Она поднялась, оправила юбку на бедрах и вышла на кухню.
— Она никогда не одобряла моего желания избрать военную карьеру, — с деланным раздражением покачал головой Уэйн Массаро, — Она просто не способна понять этого.
—
— Там все не так, Билл, слишком не так. То, чему нас натаскивали в Академии, там представляется не совсем верным. Мне кажется… — Он попытался поточнее сформулировать свои мысли. — Дело не в том, что они именуют доктриной… Ну, все не так четко делится на черное и белое, как нам говорили, как я воображал, когда учился в Академии. Все какое-то серенькое. С рассвета они не сразу начали бомбардировку. Они распивали кофе вместо того, чтобы спешить на свои посты, и… — Он оборвал себя и устало наклонил голову, потом резко вздрогнул и потянулся за своим напитком. — Чепуха, — пробормотал он самому себе.
Доннуа встревоженно поглядел на него.
— Что случилось, Уэйн? Ты задал стрекача, когда фронт был прорван?
Глаза Массаро расширились от потрясения и изумления.
— Ты шутишь?!
Доннуа немного наклонился вперед, формопластовая спинка кресла послушно последовала за ним.
— Нет, думаю, что нет. Я знаю тебя слишком хорошо и слишком давно.
Эти слова были полны уважения и дружелюбия. Мужчины сидели молча, время от времени поднося к губам бокалы, словно именно для этого сделали перерыв в беседе. Отдельные воспоминания из совместно проведенного детства приходили обоим на ум, и слова были бы сейчас не к месту.
Потом Массаро отставил бокал.
— Этот рейд ракетчиков устроил внизу немалую суматоху, — сказал он. — Верно?
Тема разговора была изменена. Доннуа печально кивнул.
— Ага, почему бы тебе и не знать об этом. А все из-за тупости этого кретина, полковника Левинсона. Он даже не додумался перекрыть сверху створками ракетные шахты. Чистое самоубийство! Ну и черт с ними, они тоже за это поплатились!
Массаро молча согласился и сделал последний глоток чая, сдобренного хайболлом.
— Ага, и изрядно, папочка, изрядно!
Доннуа махнул рукой в сторону наборного диска робобармена, вмонтированного в обслуживающую систему в стене напротив.
— Братишка, будь добр, повтори. Я слишком удобно устроился, чтобы двигаться.

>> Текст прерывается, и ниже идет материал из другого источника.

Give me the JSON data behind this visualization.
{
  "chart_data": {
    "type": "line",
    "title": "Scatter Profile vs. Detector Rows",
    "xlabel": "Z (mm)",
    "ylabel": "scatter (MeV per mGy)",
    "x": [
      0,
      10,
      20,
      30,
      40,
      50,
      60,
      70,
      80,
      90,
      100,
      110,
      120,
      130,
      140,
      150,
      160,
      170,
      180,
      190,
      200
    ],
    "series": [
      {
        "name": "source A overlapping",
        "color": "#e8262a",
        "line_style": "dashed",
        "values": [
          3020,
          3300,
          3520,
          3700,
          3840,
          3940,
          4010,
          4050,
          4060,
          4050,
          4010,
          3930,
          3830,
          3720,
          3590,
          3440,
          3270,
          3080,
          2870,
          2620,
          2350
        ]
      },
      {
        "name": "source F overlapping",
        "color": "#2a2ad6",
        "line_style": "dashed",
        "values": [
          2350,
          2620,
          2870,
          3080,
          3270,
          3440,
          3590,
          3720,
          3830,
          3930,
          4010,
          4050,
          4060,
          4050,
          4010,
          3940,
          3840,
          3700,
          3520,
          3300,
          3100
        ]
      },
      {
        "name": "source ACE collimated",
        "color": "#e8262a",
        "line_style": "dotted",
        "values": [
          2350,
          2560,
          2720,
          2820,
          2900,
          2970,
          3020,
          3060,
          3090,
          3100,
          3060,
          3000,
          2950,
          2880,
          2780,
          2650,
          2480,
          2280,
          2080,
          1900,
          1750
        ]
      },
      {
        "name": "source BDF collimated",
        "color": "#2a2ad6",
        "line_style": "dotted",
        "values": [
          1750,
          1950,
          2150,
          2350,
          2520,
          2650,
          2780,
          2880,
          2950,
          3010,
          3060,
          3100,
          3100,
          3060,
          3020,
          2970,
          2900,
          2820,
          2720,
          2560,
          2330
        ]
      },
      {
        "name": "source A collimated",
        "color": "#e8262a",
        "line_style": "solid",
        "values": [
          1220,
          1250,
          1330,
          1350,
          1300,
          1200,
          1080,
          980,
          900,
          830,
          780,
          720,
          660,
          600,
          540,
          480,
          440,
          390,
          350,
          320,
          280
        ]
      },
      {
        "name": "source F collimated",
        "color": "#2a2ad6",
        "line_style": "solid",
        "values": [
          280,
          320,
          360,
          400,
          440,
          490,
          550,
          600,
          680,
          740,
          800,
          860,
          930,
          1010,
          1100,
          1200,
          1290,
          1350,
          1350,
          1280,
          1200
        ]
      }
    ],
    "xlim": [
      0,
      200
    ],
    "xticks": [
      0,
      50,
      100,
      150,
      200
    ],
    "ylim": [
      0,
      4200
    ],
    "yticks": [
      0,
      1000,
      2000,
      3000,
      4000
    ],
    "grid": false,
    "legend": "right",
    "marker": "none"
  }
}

С кухни донеслось женское хихиканье, потом из решетки коммуникатора раздался голос Иоланды Доннуа: — Эй, герои, обед готов. Поспешите. — Потом она добавила: — Билл, крикнешь детишек со двора?
— О'кей, Ио.
Билл Доннуа подошел к каплеобразному выступу в углу гостиной и побарабанил пальцами по решетке, прикрывающей отверстие. На нижних этажах, футах в пятидесяти под землей, дети Доннуа услышали этот звук и замолчали, ожидая, что скажет отец.
— Кормежка ждет, чудовища! Свистать всех наверх!
Ребятишки повыскакивали из своих комнат и игрового зала и вручили себя засасывающей силе невидимого воздушного лифта, который находился в полости внутри стены.
Первой явилась Полли, золотистые волосы которой были заплетены косами, уложенными вокруг ее головки в шведском стиле. Руки ее были чистыми.
Следом появился Бартоломью-Аарон, который опять рассопливился, потому что Поликушка двинула ему локтем. Последней показалась Поликушка — названная в честь героини Горького — с заплаканной мордашкой.